召喚域が消える。そしてハルトは長に向かって言った。
「じゃあ呼ぶよ。我が名はハルト。その名に契りし盟約により汝を呼ばん!! 召喚【ハイウルフ・ウェルス】!!」
ハルトがそう叫ぶとその横に現れた魔法陣からウェルスが現れた。驚く一同。ウェルスが言う。

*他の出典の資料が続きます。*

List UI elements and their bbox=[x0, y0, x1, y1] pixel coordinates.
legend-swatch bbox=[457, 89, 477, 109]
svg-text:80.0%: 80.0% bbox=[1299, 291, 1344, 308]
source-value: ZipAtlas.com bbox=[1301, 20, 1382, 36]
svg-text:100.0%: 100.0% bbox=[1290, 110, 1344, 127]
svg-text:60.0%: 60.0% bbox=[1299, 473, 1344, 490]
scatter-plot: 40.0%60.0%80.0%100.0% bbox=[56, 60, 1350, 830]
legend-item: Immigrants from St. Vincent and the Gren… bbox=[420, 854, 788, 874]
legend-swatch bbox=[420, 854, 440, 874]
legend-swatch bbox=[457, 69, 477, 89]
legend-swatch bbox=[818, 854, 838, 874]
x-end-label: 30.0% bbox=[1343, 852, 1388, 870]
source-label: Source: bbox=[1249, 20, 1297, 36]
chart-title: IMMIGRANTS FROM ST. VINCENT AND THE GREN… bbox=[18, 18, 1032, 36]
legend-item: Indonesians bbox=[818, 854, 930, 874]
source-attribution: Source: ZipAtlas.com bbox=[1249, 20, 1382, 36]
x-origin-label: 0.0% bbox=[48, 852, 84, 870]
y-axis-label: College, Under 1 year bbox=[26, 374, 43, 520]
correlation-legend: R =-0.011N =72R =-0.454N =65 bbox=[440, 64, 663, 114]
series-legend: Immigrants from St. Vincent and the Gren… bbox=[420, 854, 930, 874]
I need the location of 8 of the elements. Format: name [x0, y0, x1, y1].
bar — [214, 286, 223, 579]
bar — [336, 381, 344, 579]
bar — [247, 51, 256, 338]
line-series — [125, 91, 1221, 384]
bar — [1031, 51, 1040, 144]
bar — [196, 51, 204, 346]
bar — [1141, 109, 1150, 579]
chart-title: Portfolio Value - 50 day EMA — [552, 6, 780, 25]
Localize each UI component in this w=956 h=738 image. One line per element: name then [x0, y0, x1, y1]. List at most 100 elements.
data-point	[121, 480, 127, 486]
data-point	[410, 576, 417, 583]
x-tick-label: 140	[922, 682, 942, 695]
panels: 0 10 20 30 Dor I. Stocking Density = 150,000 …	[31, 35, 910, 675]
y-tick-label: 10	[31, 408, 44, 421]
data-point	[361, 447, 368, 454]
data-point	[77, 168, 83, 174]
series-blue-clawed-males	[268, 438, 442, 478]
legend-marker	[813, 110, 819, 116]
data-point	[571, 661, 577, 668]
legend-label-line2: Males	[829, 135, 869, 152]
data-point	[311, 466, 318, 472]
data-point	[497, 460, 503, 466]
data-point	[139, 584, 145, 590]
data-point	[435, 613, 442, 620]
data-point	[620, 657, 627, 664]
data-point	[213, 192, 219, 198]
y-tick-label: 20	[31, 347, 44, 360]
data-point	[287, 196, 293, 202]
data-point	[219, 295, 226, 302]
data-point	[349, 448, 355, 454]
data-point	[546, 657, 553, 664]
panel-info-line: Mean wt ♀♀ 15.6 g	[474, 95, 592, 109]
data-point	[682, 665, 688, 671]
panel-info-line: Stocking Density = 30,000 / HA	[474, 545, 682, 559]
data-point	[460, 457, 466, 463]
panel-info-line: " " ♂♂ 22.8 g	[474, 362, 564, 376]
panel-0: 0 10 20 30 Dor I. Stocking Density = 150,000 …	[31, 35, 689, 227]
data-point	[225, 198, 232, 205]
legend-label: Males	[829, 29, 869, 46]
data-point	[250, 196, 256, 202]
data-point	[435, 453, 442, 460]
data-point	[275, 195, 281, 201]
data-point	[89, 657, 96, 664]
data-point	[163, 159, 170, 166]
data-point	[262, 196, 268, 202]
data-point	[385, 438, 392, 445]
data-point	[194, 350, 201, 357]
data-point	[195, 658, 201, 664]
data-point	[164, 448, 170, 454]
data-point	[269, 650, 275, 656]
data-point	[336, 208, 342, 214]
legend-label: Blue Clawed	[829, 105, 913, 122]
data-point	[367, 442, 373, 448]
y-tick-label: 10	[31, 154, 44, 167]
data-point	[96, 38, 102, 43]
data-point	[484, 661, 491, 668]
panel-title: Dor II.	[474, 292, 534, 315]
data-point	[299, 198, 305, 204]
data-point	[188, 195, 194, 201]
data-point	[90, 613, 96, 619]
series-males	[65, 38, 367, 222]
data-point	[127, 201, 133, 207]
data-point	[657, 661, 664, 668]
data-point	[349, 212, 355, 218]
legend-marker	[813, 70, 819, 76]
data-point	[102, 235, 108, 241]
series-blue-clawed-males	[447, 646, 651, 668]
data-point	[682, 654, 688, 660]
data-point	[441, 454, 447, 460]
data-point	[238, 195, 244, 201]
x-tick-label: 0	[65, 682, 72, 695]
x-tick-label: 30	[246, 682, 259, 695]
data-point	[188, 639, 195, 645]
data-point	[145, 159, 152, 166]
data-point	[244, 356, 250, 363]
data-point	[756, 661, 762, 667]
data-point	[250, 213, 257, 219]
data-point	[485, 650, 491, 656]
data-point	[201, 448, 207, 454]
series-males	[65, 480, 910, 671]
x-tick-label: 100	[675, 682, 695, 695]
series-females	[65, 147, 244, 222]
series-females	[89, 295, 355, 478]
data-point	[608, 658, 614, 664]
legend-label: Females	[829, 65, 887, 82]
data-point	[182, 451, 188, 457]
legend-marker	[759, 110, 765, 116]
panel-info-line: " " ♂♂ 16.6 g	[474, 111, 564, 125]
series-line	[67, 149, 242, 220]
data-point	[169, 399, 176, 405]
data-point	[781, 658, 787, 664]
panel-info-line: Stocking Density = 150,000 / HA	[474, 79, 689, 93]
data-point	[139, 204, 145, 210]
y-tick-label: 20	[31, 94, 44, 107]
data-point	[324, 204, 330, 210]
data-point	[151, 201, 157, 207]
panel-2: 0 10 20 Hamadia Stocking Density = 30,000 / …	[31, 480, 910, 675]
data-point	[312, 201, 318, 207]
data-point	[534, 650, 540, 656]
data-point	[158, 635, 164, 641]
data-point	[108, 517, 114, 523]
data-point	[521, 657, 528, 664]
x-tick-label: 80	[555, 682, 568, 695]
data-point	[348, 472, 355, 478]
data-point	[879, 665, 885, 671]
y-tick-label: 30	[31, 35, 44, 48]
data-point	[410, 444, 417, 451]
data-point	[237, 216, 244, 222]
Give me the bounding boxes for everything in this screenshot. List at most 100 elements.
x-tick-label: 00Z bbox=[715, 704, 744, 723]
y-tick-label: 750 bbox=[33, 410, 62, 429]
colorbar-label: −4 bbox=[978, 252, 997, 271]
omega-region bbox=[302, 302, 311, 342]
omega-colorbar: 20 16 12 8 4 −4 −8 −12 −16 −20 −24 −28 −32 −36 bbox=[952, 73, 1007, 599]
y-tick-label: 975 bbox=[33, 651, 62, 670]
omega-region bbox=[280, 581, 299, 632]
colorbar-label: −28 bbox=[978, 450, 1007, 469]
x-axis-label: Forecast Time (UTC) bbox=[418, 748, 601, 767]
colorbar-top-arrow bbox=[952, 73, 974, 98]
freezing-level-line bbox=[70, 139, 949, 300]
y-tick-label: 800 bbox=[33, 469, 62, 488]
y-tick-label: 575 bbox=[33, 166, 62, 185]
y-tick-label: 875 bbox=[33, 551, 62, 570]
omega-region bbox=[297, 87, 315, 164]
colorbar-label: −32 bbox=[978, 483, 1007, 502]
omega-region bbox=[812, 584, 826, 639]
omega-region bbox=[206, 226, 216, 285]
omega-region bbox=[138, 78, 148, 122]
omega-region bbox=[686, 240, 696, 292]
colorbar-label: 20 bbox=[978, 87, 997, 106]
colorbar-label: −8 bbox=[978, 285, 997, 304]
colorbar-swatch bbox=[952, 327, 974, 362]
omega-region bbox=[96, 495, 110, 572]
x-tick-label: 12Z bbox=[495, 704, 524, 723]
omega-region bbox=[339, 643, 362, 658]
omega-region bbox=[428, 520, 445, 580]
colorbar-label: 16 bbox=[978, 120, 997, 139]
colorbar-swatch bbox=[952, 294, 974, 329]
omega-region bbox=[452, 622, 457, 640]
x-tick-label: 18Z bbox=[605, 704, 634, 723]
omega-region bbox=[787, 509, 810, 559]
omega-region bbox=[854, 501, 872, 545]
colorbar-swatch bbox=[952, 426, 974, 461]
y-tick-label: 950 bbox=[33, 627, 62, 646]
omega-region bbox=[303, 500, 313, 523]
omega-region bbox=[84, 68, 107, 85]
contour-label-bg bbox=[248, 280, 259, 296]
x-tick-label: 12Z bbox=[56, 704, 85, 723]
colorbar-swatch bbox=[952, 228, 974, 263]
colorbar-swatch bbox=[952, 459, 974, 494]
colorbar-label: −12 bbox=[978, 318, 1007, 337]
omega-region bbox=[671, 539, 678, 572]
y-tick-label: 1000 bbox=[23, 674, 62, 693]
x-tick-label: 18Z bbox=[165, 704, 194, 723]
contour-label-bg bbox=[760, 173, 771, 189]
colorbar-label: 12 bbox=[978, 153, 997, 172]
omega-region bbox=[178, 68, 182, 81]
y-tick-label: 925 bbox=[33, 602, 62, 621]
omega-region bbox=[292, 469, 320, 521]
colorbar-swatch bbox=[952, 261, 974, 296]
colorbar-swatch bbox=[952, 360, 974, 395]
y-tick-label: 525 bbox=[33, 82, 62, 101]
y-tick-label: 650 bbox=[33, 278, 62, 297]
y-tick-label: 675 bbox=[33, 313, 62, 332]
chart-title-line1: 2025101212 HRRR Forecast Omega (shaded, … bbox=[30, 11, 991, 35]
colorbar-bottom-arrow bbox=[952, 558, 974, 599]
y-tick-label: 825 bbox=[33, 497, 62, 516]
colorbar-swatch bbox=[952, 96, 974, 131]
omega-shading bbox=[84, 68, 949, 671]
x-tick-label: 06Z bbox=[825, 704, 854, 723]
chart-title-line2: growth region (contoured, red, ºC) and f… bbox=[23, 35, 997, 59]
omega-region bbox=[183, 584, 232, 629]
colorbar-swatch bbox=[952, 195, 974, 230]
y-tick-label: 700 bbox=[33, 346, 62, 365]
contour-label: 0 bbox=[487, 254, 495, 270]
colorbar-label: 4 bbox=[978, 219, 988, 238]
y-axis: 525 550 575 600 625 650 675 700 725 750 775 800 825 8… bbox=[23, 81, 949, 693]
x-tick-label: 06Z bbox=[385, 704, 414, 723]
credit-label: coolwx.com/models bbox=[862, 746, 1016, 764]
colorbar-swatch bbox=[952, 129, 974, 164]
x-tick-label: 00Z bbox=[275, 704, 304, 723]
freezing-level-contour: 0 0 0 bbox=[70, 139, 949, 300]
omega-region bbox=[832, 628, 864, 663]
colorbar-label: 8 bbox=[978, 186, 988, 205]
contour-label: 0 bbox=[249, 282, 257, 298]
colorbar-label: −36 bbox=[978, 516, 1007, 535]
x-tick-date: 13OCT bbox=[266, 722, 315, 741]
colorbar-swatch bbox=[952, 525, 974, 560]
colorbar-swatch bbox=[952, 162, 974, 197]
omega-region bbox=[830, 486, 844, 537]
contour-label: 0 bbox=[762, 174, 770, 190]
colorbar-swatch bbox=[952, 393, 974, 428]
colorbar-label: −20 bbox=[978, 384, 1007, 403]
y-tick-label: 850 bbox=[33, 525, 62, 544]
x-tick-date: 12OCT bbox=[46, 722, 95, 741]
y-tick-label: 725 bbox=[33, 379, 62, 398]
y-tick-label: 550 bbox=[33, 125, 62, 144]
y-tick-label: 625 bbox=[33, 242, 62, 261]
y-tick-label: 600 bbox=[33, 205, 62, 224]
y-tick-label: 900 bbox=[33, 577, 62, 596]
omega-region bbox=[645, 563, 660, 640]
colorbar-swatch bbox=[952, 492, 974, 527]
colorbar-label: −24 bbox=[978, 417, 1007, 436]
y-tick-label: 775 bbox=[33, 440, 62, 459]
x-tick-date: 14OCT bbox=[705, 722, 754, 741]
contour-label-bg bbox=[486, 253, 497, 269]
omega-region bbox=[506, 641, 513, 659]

「これがヒトナキモノなのか? なんか力が溢れている!!」
ウェルスが自分の体を見ながら言う。
「そうだよ、召喚士の力を吸収しているんで元の時よりも幾分強くなっているはず」
「なんと!」
説明を聞いたガイアが驚く。
「これならガイアの足手まといにならずに行けそうだ! オヤジ心配するな」
ウェルスの言葉に長は諦めたのか、目を閉じて軽く頷く。
「ハルト、よろしく頼むぜ!!」
差し出された手を握るハルト。
「こちらこそ!!」
「それでは彩国への特使としてマスターウルフのガイアにハルト達を任命する。里の守りはラーゼに一任。皆頼むぞ!!」
「ははっ!!」
その場にいたウェアウルフ一同が頭を下げる。
こうしてハルト達の彩国への特使としての派遣が決まった。